DateFilingTransactionNote
Dec 10, 2024Form 4DispositionFiled one day late (company disclosure)
Aug 16, 2023Form 4AcquisitionFiled one day late (company disclosure)
Aug 17, 2023Form 4AcquisitionFiled one day late (company disclosure)
Sep 18, 2023Form 4AcquisitionFiled one day late (company disclosure)
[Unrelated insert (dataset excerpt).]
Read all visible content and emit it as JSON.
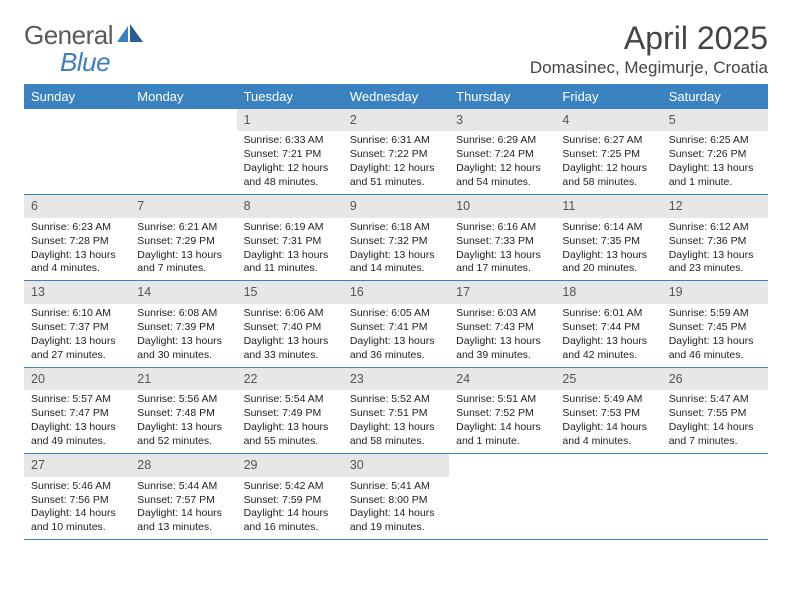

Related‑Party & Conflicts Review

  • Sutherland‑related transactions: None disclosed in the proxy’s “Certain Relationships and Related Transactions” section.
  • Governance note: GAIA’s related‑party transaction policy is not in writing; transactions are gathered via annual questionnaires and reviewed by disinterested management/board if material—this is less robust than a formal written policy.

Governance Assessment

  • Positives (confidence signals)

    • Independent director with capital markets expertise; designated audit committee financial expert; chairs a relatively active Audit Committee (6 meetings in 2024).
    • Clear equity alignment: 303,113 beneficial shares including vested options and RSUs vesting in 2025; company prohibits hedging/pledging.
    • Director pay mix is equity‑heavy (annual RSUs plus chair/committee RSUs), aligning interests; year‑over‑year base director RSU value increased to $52,250 in 2024 from $41,250 in 2023.
  • Watch items / RED FLAGS

    • Repeated minor Section 16(a) timeliness exceptions (several one‑day‑late Form 4s in 2023 and one in 2024) indicate modest compliance process lapses (not material, but a governance yellow flag).
    • Related‑party policy not in writing; while transactions are reviewed by disinterested parties, lack of a formal written policy is below best‑practice for conflict management.
  • Neutral/Context

    • Attendance disclosure is aggregate (“majority ≥75%”); individual attendance not provided. Audit and Compensation committees met 6 and 1 times, respectively, in 2024, suggesting focused committee workload; individual attendance for Sutherland not separately disclosed.
    • Compensation Committee states no interlocks; director equity awards are time‑based (no disclosed performance metrics for directors).